The attack on Summerhill is entirely ideological because child-centred education is being undermined wherever it is found. Neill's vision was simple - that education is tied to the emotional well-being of a child and that, in this state, children can find out things for themselves, that creativity can come from play, that learning can come from what might look like lazing.
Maria Montessori and Jean Piaget came to much the same conclusions. But forget all that these days. No, what we have is six year olds being coached for SATs in the name of improvement. We have parents haranguing teachers for not giving their children enough homework. We have teenagers who just stop going to school. What is the answer to all this? Yep, that we need more and more tests.
It is hardly any wonder that Summerhill is perceived as a threat. Summerhill works on the basis that children can be trusted. This government works on the basis that teachers certainly cannot be trusted, so obviously nor can children. Hence the row about the guidelines that are supposed to replace Section 28. If teachers are not allowed to work such things out for themselves, how can we possibly expect our children to do so?

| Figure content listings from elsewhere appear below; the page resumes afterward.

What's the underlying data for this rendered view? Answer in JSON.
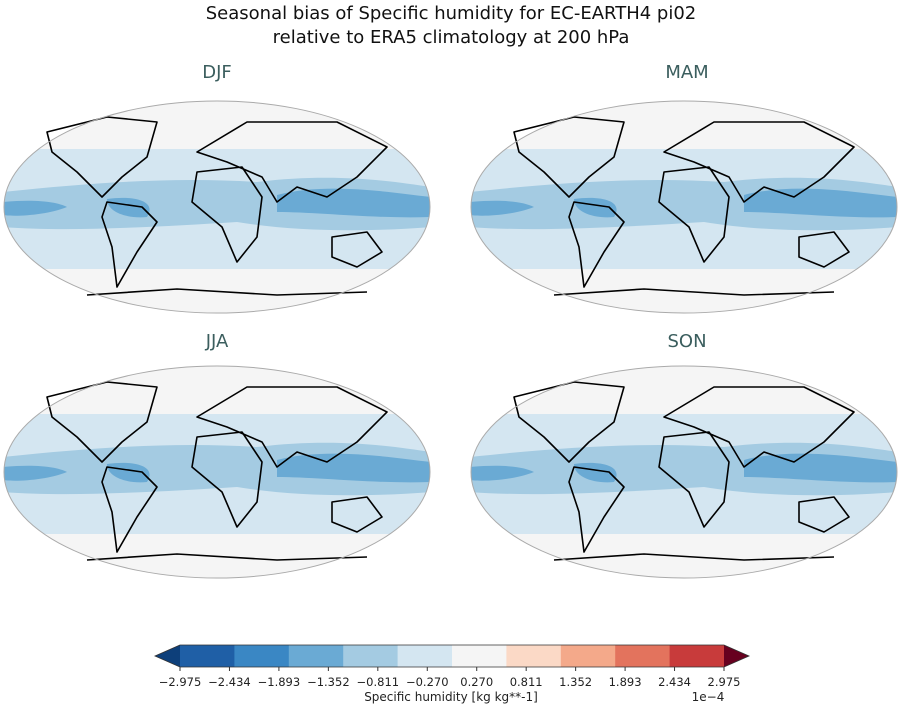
{
  "header": {
    "title_lines": [
      "Seasonal bias of Specific humidity for EC-EARTH4 pi02",
      "relative to ERA5 climatology at 200 hPa"
    ]
  },
  "panels": [
    {
      "title": "DJF"
    },
    {
      "title": "MAM"
    },
    {
      "title": "JJA"
    },
    {
      "title": "SON"
    }
  ],
  "colorbar": {
    "ticks": [
      "−2.975",
      "−2.434",
      "−1.893",
      "−1.352",
      "−0.811",
      "−0.270",
      "0.270",
      "0.811",
      "1.352",
      "1.893",
      "2.434",
      "2.975"
    ],
    "colors": [
      "#1f5fa6",
      "#3a87c4",
      "#6aaad4",
      "#a4cbe2",
      "#d4e6f1",
      "#f5f5f5",
      "#fbd9c6",
      "#f4a98a",
      "#e3735d",
      "#c83b3b",
      "#a1142a"
    ],
    "extend_colors": [
      "#0d3f7a",
      "#67001f"
    ],
    "label": "Specific humidity [kg kg**-1]",
    "scale": "1e−4"
  }
}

We need the likes of A S Neill now more than ever. I wonder if there is anyone in the Department for Education who has ever been a child or even likes children. Is there anyone who thinks that education might mean more than doing well in exams?
It's not just Summerhill that is threatened with closure. What is being closed down in front of our eyes is a vision of learning that encourages children to think for themselves. Neill wanted to make children unafraid. The powers that be would prefer that they be taught fear.
After all, the maintenance of "proper standards" depends on it.